The research finds that microwaves traveling through a particular configuration of ceramic aluminum oxide rods can be made to hold in place for several microseconds. If the optical or infrared equivalent of this technology can be fabricated, then Internet and computer communications networks (each carried by optical and infrared laser pulses) might gain a new versatile tool that enables temporary, stationary storage of a packet of photons.

For now, the researchers from the City College of New York and the Moscow Institute of Physics and Technology have developed this new technology for microwaves. Which represents an important stepping stone, says Alexander Khanikaev, associate professor of electrical engineering at City College. (The frequency of microwaves they’re working with falls right in the middle of the 802.11 Wi-Fi spectrum—a wireless local area network standard that IEEE sets and upholds.)

The group’s microwave “crystal”—a latticework of aluminum oxide ceramic columns sandwiched by aluminum plates in a triangle configuration some 20 centimeters on each side—is tuned to respond to specific wavelengths.

Send one frequency of microwaves (5.15 GHz) through this triangle-shaped course, and the waves will hold still at the triangle’s corners for some 1,000 cycles before being absorbed by the material or dissipated into the surrounding environment. Another frequency range (5.01 to 5.07 GHz) will propagate around the perimeter of the triangle.

In neither case will the microwaves penetrate inside of the triangle. This edge behavior of the medium makes it analogous to topological insulators—those materials that conduct electricity only at their outside edges, while inside behaving like a pure insulator.

The peculiar state of these microwave photons in which they hold in place at the corners of the triangular “crystal” is unique to electromagnetic waves, says Khanikaev. “You can think of it like they’re interfering destructively everywhere else,” he says. “And they’re interfering constructively at these corners.”

The geometric configuration of the aluminum oxide columns is crucial to the peculiar behavior the researchers observed, too. Khanikaev says they arranged the aluminum oxide columns in pairs (“dimers”) and groups of three (“trimers”). Using the dimers to trace out a smaller triangle in the middle of the 20-centimeter triangle, it turns out, made a kind of boundary inside of which the microwaves in the experiment did not venture.

The researchers describe their setup and results in a recent issue of the journal Nature Photonics.

However, Khanikaev also notes that they’ve begun to experiment with shrinking their findings down to a similar triangular crystal for infrared light. (Their new device measures 300 micrometers on a side.) They’ve reported their initial findings on the pre-print server arxiv.org.

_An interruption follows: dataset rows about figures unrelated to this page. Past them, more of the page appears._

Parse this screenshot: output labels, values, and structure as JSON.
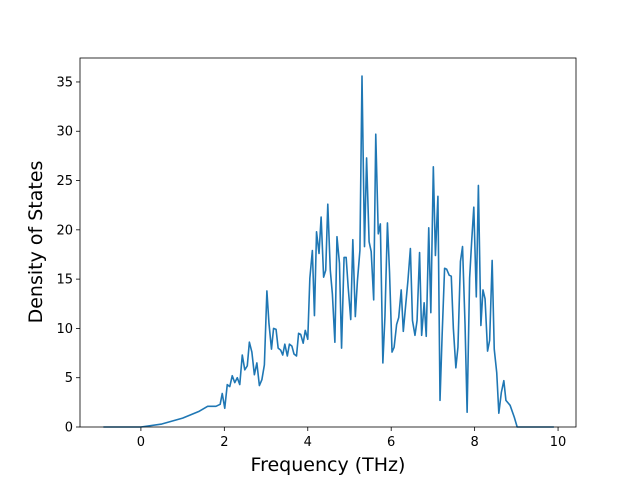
{
  "chart_data": {
    "type": "line",
    "x_label": "Frequency (THz)",
    "y_label": "Density of States",
    "x": [
      -0.9,
      0,
      0.5,
      1.0,
      1.4,
      1.6,
      1.8,
      1.9,
      1.95,
      2.01,
      2.07,
      2.13,
      2.19,
      2.25,
      2.31,
      2.37,
      2.43,
      2.49,
      2.55,
      2.6,
      2.66,
      2.72,
      2.78,
      2.84,
      2.9,
      2.96,
      3.02,
      3.07,
      3.13,
      3.18,
      3.24,
      3.29,
      3.35,
      3.4,
      3.45,
      3.51,
      3.56,
      3.62,
      3.67,
      3.73,
      3.78,
      3.83,
      3.89,
      3.94,
      4.0,
      4.05,
      4.11,
      4.16,
      4.21,
      4.27,
      4.32,
      4.38,
      4.43,
      4.48,
      4.54,
      4.59,
      4.65,
      4.7,
      4.76,
      4.81,
      4.87,
      4.92,
      4.97,
      5.03,
      5.08,
      5.14,
      5.19,
      5.25,
      5.3,
      5.36,
      5.41,
      5.47,
      5.52,
      5.58,
      5.63,
      5.69,
      5.74,
      5.8,
      5.85,
      5.91,
      5.96,
      6.02,
      6.07,
      6.13,
      6.18,
      6.24,
      6.29,
      6.35,
      6.4,
      6.46,
      6.51,
      6.57,
      6.62,
      6.68,
      6.73,
      6.79,
      6.84,
      6.9,
      6.95,
      7.01,
      7.06,
      7.12,
      7.17,
      7.22,
      7.28,
      7.33,
      7.39,
      7.44,
      7.49,
      7.55,
      7.6,
      7.66,
      7.71,
      7.77,
      7.82,
      7.88,
      7.93,
      7.98,
      8.04,
      8.09,
      8.15,
      8.2,
      8.25,
      8.31,
      8.36,
      8.42,
      8.47,
      8.53,
      8.58,
      8.64,
      8.7,
      8.75,
      8.85,
      8.95,
      9.02,
      9.9
    ],
    "series": [
      {
        "color": "#1f77b4",
        "values": [
          0,
          0,
          0.3,
          0.9,
          1.6,
          2.1,
          2.1,
          2.3,
          3.4,
          1.9,
          4.3,
          4.1,
          5.2,
          4.5,
          5.0,
          4.3,
          7.3,
          5.8,
          6.2,
          8.6,
          7.6,
          5.3,
          6.5,
          4.2,
          4.8,
          6.3,
          13.8,
          10.5,
          7.9,
          10.0,
          9.9,
          8.0,
          7.8,
          7.3,
          8.4,
          7.2,
          8.4,
          8.2,
          7.4,
          7.2,
          9.5,
          9.4,
          8.5,
          9.8,
          8.9,
          15.1,
          17.9,
          11.3,
          19.8,
          17.6,
          21.3,
          15.2,
          15.9,
          22.6,
          15.9,
          13.5,
          8.6,
          19.3,
          16.6,
          8.0,
          17.2,
          17.2,
          14.1,
          10.9,
          19.0,
          11.2,
          14.8,
          17.9,
          35.6,
          18.3,
          27.3,
          18.8,
          17.8,
          12.9,
          29.7,
          19.6,
          20.6,
          6.5,
          11.2,
          20.7,
          15.7,
          7.6,
          8.1,
          10.4,
          11.1,
          13.9,
          9.7,
          12.5,
          14.8,
          18.1,
          10.8,
          9.3,
          10.8,
          17.7,
          9.3,
          12.6,
          9.2,
          20.2,
          11.6,
          26.4,
          17.4,
          23.4,
          2.7,
          9.2,
          16.1,
          16.0,
          15.4,
          15.3,
          10.0,
          6.0,
          8.1,
          16.8,
          18.3,
          10.4,
          1.5,
          15.1,
          18.9,
          22.3,
          13.2,
          24.5,
          10.3,
          13.9,
          13.0,
          7.7,
          8.8,
          16.9,
          7.9,
          5.5,
          1.4,
          3.5,
          4.7,
          2.7,
          2.2,
          1.0,
          0,
          0
        ]
      }
    ],
    "xlim": [
      -1.46,
      10.43
    ],
    "ylim": [
      0,
      37.43
    ],
    "xticks": [
      0,
      2,
      4,
      6,
      8,
      10
    ],
    "yticks": [
      0,
      5,
      10,
      15,
      20,
      25,
      30,
      35
    ],
    "grid": false
  }
}
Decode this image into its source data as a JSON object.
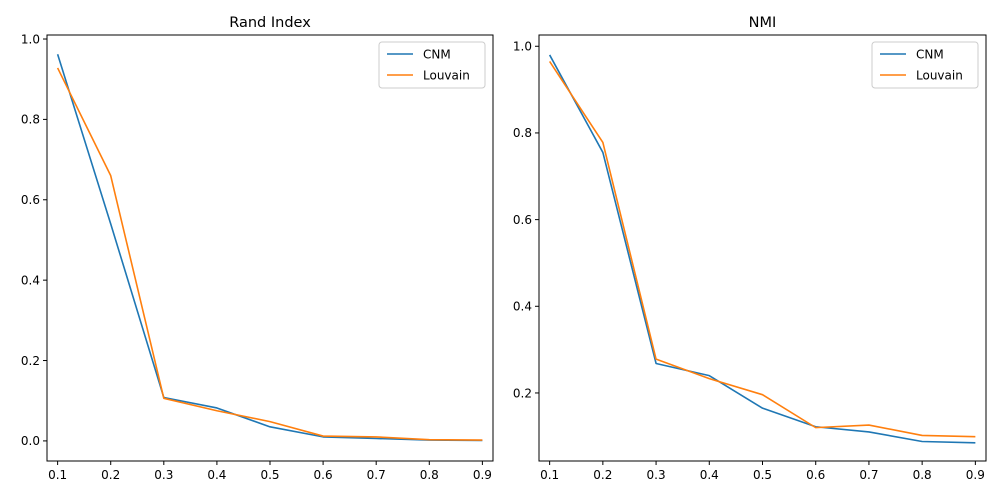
{
  "chart_data": [
    {
      "type": "line",
      "title": "Rand Index",
      "xlabel": "",
      "ylabel": "",
      "x": [
        0.1,
        0.2,
        0.3,
        0.4,
        0.5,
        0.6,
        0.7,
        0.8,
        0.9
      ],
      "xticks": [
        "0.1",
        "0.2",
        "0.3",
        "0.4",
        "0.5",
        "0.6",
        "0.7",
        "0.8",
        "0.9"
      ],
      "yticks": [
        "0.0",
        "0.2",
        "0.4",
        "0.6",
        "0.8",
        "1.0"
      ],
      "ylim": [
        -0.05,
        1.01
      ],
      "legend_position": "top-right",
      "grid": false,
      "series": [
        {
          "name": "CNM",
          "color": "#1f77b4",
          "values": [
            0.962,
            0.54,
            0.108,
            0.082,
            0.035,
            0.01,
            0.006,
            0.002,
            0.001
          ]
        },
        {
          "name": "Louvain",
          "color": "#ff7f0e",
          "values": [
            0.928,
            0.66,
            0.106,
            0.075,
            0.048,
            0.012,
            0.01,
            0.003,
            0.002
          ]
        }
      ]
    },
    {
      "type": "line",
      "title": "NMI",
      "xlabel": "",
      "ylabel": "",
      "x": [
        0.1,
        0.2,
        0.3,
        0.4,
        0.5,
        0.6,
        0.7,
        0.8,
        0.9
      ],
      "xticks": [
        "0.1",
        "0.2",
        "0.3",
        "0.4",
        "0.5",
        "0.6",
        "0.7",
        "0.8",
        "0.9"
      ],
      "yticks": [
        "0.2",
        "0.4",
        "0.6",
        "0.8",
        "1.0"
      ],
      "ylim": [
        0.043,
        1.026
      ],
      "legend_position": "top-right",
      "grid": false,
      "series": [
        {
          "name": "CNM",
          "color": "#1f77b4",
          "values": [
            0.98,
            0.755,
            0.268,
            0.24,
            0.165,
            0.122,
            0.11,
            0.088,
            0.085
          ]
        },
        {
          "name": "Louvain",
          "color": "#ff7f0e",
          "values": [
            0.965,
            0.778,
            0.278,
            0.233,
            0.196,
            0.12,
            0.126,
            0.102,
            0.099
          ]
        }
      ]
    }
  ]
}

“This geometric arrangement allows for the creation of a completely new class of electromagnetic modes,” he says. “Any new electromagnetic mode has potential for new applications, because it behaves differently.”

The ultimate idea, Khanikaev says, is to make the crystal tuneable. So a laser pulse might be bounced into one of these tiny resonator-like crystals. And then the crystal’s structure is altered so that the pulse now holds steady at the triangle’s corners—like a nanophotonic game of freeze tag.

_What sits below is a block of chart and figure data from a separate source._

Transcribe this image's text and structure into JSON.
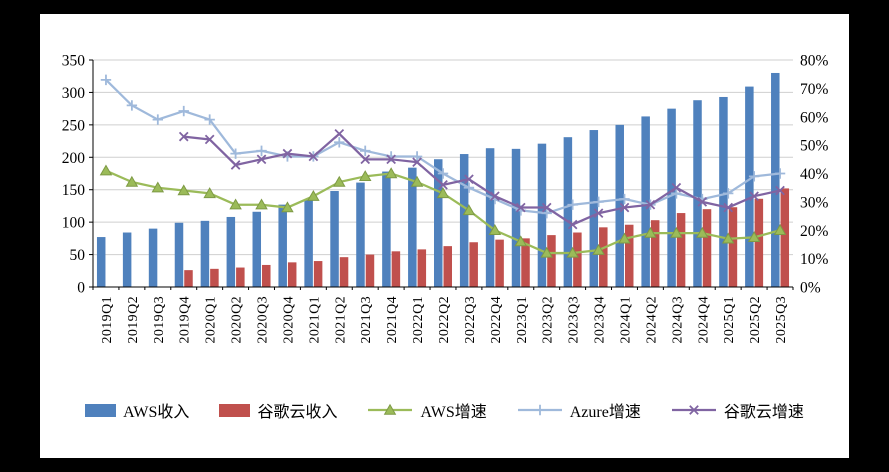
{
  "chart_data": {
    "type": "bar",
    "title": "",
    "legend_position": "bottom",
    "grid": true,
    "categories": [
      "2019Q1",
      "2019Q2",
      "2019Q3",
      "2019Q4",
      "2020Q1",
      "2020Q2",
      "2020Q3",
      "2020Q4",
      "2021Q1",
      "2021Q2",
      "2021Q3",
      "2021Q4",
      "2022Q1",
      "2022Q2",
      "2022Q3",
      "2022Q4",
      "2023Q1",
      "2023Q2",
      "2023Q3",
      "2023Q4",
      "2024Q1",
      "2024Q2",
      "2024Q3",
      "2024Q4",
      "2025Q1",
      "2025Q2",
      "2025Q3"
    ],
    "bar_series": [
      {
        "name": "AWS收入",
        "color": "#4F81BD",
        "axis": "left",
        "values": [
          77,
          84,
          90,
          99,
          102,
          108,
          116,
          127,
          135,
          148,
          161,
          178,
          184,
          197,
          205,
          214,
          213,
          221,
          231,
          242,
          250,
          263,
          275,
          288,
          293,
          309,
          330
        ]
      },
      {
        "name": "谷歌云收入",
        "color": "#C0504D",
        "axis": "left",
        "values": [
          null,
          null,
          null,
          26,
          28,
          30,
          34,
          38,
          40,
          46,
          50,
          55,
          58,
          63,
          69,
          73,
          75,
          80,
          84,
          92,
          96,
          103,
          114,
          120,
          123,
          136,
          152
        ]
      }
    ],
    "line_series": [
      {
        "name": "AWS增速",
        "color": "#9BBB59",
        "edge": "#7E9A45",
        "marker": "triangle",
        "axis": "right",
        "values": [
          41,
          37,
          35,
          34,
          33,
          29,
          29,
          28,
          32,
          37,
          39,
          40,
          37,
          33,
          27,
          20,
          16,
          12,
          12,
          13,
          17,
          19,
          19,
          19,
          17,
          17.5,
          20
        ]
      },
      {
        "name": "Azure增速",
        "color": "#9FB9DB",
        "marker": "plus",
        "axis": "right",
        "values": [
          73,
          64,
          59,
          62,
          59,
          47,
          48,
          46,
          46,
          51,
          48,
          46,
          46,
          40,
          35,
          31,
          27,
          26,
          29,
          30,
          31,
          29,
          33,
          31,
          33,
          39,
          40
        ]
      },
      {
        "name": "谷歌云增速",
        "color": "#8064A2",
        "marker": "x",
        "axis": "right",
        "values": [
          null,
          null,
          null,
          53,
          52,
          43,
          45,
          47,
          46,
          54,
          45,
          45,
          44,
          36,
          38,
          32,
          28,
          28,
          22,
          26,
          28,
          29,
          35,
          30,
          28,
          32,
          34
        ]
      }
    ],
    "left_axis": {
      "min": 0,
      "max": 350,
      "step": 50,
      "labels": [
        "0",
        "50",
        "100",
        "150",
        "200",
        "250",
        "300",
        "350"
      ]
    },
    "right_axis": {
      "min": 0,
      "max": 80,
      "step": 10,
      "labels": [
        "0%",
        "10%",
        "20%",
        "30%",
        "40%",
        "50%",
        "60%",
        "70%",
        "80%"
      ]
    }
  }
}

The pulses couldn’t hold in place indefinitely, but crystals of higher quality factor (“Q factor”) might keep the photons steady for more cycles before being absorbed or dissipating into the surrounding environment.

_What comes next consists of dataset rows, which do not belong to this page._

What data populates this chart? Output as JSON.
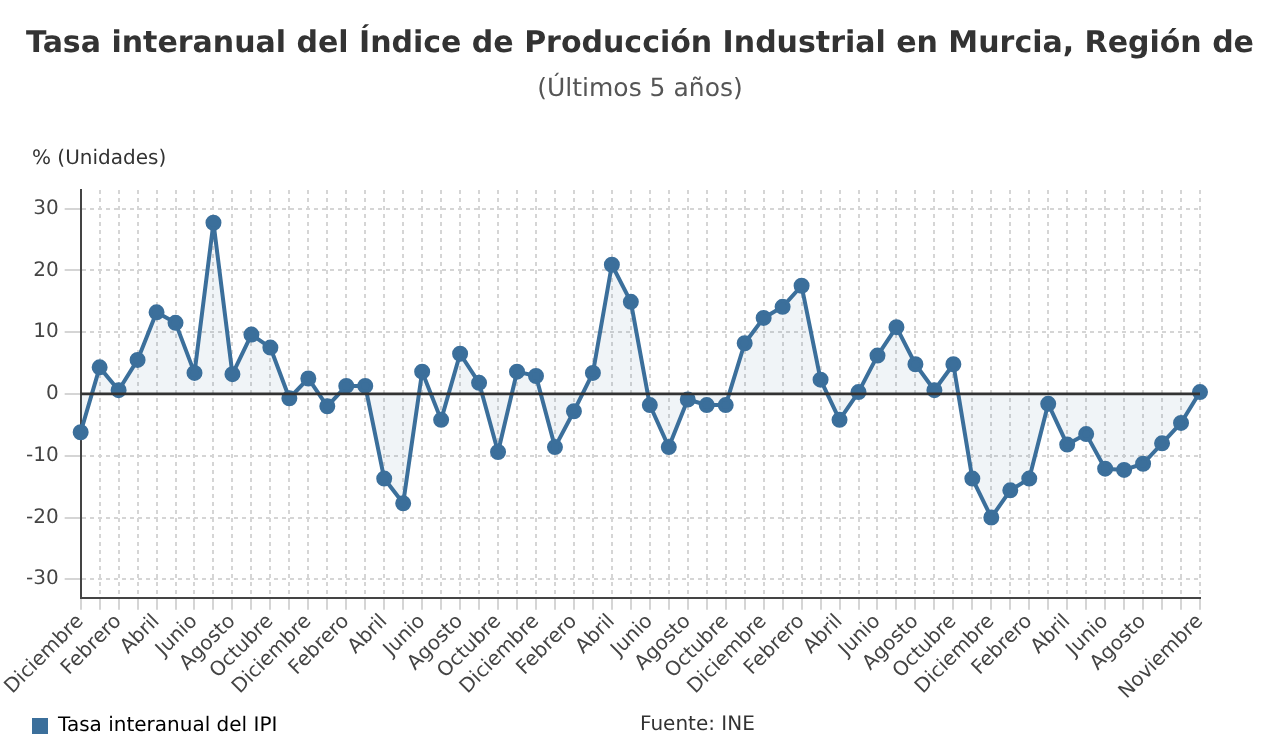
{
  "chart_data": {
    "type": "area",
    "title": "Tasa interanual del Índice de Producción Industrial en Murcia, Región de",
    "subtitle": "(Últimos 5 años)",
    "ylabel": "% (Unidades)",
    "categories": [
      "Diciembre",
      null,
      "Febrero",
      null,
      "Abril",
      null,
      "Junio",
      null,
      "Agosto",
      null,
      "Octubre",
      null,
      "Diciembre",
      null,
      "Febrero",
      null,
      "Abril",
      null,
      "Junio",
      null,
      "Agosto",
      null,
      "Octubre",
      null,
      "Diciembre",
      null,
      "Febrero",
      null,
      "Abril",
      null,
      "Junio",
      null,
      "Agosto",
      null,
      "Octubre",
      null,
      "Diciembre",
      null,
      "Febrero",
      null,
      "Abril",
      null,
      "Junio",
      null,
      "Agosto",
      null,
      "Octubre",
      null,
      "Diciembre",
      null,
      "Febrero",
      null,
      "Abril",
      null,
      "Junio",
      null,
      "Agosto",
      null,
      null,
      "Noviembre"
    ],
    "series": [
      {
        "name": "Tasa interanual del IPI",
        "color": "#3b6f9b",
        "values": [
          -6.2,
          4.3,
          0.6,
          5.5,
          13.2,
          11.5,
          3.4,
          27.7,
          3.2,
          9.6,
          7.5,
          -0.7,
          2.5,
          -2,
          1.3,
          1.3,
          -13.7,
          -17.7,
          3.6,
          -4.2,
          6.5,
          1.8,
          -9.4,
          3.6,
          2.9,
          -8.6,
          -2.8,
          3.4,
          20.9,
          14.9,
          -1.8,
          -8.6,
          -0.9,
          -1.8,
          -1.8,
          8.2,
          12.3,
          14.1,
          17.5,
          2.3,
          -4.2,
          0.3,
          6.2,
          10.8,
          4.8,
          0.6,
          4.8,
          -13.7,
          -20,
          -15.6,
          -13.7,
          -1.6,
          -8.2,
          -6.5,
          -12.1,
          -12.3,
          -11.3,
          -8,
          -4.7,
          0.3
        ]
      }
    ],
    "ylim": [
      -33,
      33
    ],
    "yticks": [
      -30,
      -20,
      -10,
      0,
      10,
      20,
      30
    ],
    "grid": true,
    "legend": "bottom",
    "marker": "circle",
    "ref_lines": [
      {
        "axis": "y",
        "value": 0,
        "color": "#333333"
      }
    ],
    "annotations": [
      "Fuente: INE"
    ]
  }
}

The time spent in this photonic, semi-stationary state might only be microseconds or less. But in the world of laser pulses and digital communications, microseconds can still be long enough to, say, wait for another pulse to arrive while the trapped laser pulse idles in place.

“You can do signal manipulation,” Khanikaev says. “It has great potential. Because if you can do trapping and release on demand and control it in time, then you can control photonic signals.”